Vu que je ne suis pas allergique au style (sauf en cas d’overdose de synthés, faut pas déconner non plus), et qu’une fois encore, des rumeurs de next big thing bruissent outre-Manche, me voici à chroniquer ce premier album de Black Country, New Road, sobrement intitulé For The First Time. Groupe formé en 2018, le septuor est présenté comme proche de Squid (qui m’avait bien impressionné en live) et on évoque Slint pour désigner leur terrain de jeu, aussi bien que le post-punk. Grosse curiosité donc autour de ce disque. Avec seulement 6 titres (mais plus de 40 minutes tout de même), le groupe propose des compos longues où la classique formule rock basse-batterie-guitares est agrémentée de claviers et plus surprenant d’un saxophone et d’un violon. D’entrée, la recette fait mouche sur le bien nommé « Instrumental », où un gimmick entêtant au clavier convoque tous les instruments un à un dans un tour de chauffe qui annonce le climax à venir. Même tension sur les premières minutes du surprenant « Athens, France » qui bascule ensuite de manière inattendue dans un post-rock subtil où un spoken-word délicat et le combo violon-saxophone font merveille. Ces petits jeunes ont de la suite dans les idées. Sur « Science Fair », ils jouent parfaitement de la dynamique « montagnes russes » du post-rock. Entre électricité déglinguée, spoken-word dépressif sur rythmique fantôme en guitare clean à la Slint (cité dans les lyrics), tension en crescendo (avec la touche free du saxo !), et une trop courte dernière minute où la rythmique menaçante peut renverser quelques frêles amateurs de post-punk non avertis. Le genre de titre patchwork impressionnant qu’on avait déjà croisé chez Crack Cloud l’an passé. Mais plutôt que du post-punk, le groupe anglais lorgne bien plus du côté des codes et dynamiques du post-rock. Construire un titre à partir d’un riff répétitif. Ajouter un spoken-word. Incorporer une bonne dose de subtilité (voix féminine et duo saxo-violon) et on obtient une bonne recette pour « Track X ». Il y a aussi la version furieuse sur le final « Opus », titre assez dément qu’on rêve de voir sur scène ASAP. Pour situer : le lièvre et la tortue vs Slint vs une fanfare sous speed. WTF. Déjà un des titres de l’année.

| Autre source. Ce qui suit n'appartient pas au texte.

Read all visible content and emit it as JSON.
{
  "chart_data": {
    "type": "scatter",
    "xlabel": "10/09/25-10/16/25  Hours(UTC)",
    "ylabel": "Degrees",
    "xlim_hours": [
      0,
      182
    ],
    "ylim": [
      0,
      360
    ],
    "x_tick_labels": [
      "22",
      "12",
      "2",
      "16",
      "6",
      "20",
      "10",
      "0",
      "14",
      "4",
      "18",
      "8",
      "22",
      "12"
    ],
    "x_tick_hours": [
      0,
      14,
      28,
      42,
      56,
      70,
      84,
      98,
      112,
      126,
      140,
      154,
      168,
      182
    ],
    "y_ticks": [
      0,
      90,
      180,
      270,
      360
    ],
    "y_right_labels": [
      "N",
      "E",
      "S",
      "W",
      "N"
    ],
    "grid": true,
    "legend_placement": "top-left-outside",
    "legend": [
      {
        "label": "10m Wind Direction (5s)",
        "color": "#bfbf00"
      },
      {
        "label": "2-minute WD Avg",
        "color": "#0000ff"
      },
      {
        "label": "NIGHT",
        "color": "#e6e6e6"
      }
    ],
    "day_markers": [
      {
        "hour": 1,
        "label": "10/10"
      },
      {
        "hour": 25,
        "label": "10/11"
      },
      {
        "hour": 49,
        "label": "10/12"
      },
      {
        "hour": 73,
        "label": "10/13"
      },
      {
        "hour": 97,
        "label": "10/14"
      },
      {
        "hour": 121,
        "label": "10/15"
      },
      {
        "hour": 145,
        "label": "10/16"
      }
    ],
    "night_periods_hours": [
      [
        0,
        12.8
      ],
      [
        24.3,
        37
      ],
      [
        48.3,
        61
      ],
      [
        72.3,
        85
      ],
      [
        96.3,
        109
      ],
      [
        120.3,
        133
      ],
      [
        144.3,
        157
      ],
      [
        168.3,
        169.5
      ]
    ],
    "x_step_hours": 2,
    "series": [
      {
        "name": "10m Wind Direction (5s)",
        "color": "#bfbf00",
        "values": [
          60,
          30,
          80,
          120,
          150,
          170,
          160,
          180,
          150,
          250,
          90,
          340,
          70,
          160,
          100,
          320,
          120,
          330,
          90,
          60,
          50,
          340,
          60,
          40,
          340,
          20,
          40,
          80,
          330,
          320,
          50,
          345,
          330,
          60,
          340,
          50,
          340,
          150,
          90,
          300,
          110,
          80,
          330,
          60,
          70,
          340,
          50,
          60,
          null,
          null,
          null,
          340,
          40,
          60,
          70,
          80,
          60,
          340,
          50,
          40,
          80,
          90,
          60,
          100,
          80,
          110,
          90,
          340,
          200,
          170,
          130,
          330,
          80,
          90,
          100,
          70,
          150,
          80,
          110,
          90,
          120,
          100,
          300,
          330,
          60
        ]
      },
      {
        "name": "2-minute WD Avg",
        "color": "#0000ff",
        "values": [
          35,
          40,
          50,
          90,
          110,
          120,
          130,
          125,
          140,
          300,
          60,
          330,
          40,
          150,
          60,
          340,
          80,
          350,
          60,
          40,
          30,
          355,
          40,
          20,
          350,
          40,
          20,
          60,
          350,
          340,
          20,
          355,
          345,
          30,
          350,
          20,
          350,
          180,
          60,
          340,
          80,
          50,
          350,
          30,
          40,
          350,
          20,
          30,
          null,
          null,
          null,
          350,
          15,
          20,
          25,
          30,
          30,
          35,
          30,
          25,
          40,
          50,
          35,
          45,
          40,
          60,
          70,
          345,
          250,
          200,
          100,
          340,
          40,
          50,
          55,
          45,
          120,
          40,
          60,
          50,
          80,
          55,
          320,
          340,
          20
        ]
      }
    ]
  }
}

Sur les 10 minutes de « Sunglasses », autre gros morceau de cet album, BCNR (les acronymes c’est cool), manie toujours le chaud et le froid, mais de manière moins tonitruante, malgré quelques punchlines bien senties :
« I’m invincible in these sunglasses…
…And i’m so ignorant now, with all that i have learnt 
».

Le moins que l’on puisse dire, c’est que ces jeunes anglais surprennent. Par leur maturité et leur audace. Mais on attendra sagement un deuxième album pour confirmer que l’on ne tient pas un nouveau feu de paille britannique, aussi vite crashé dans la Manche. Le storytelling anglais du next big thing, every fucking year, on commence à avoir l’habitude. Mais ce mélange post-un peu tout vaguement jazzy pourrait vite devenir inflammable. Pour s’en rendre compte, le groupe a tourné une session chez Arte dans l’émission Echoes. Entre Kim Gordon et Ed O’Brien. Y’a pire comme signe.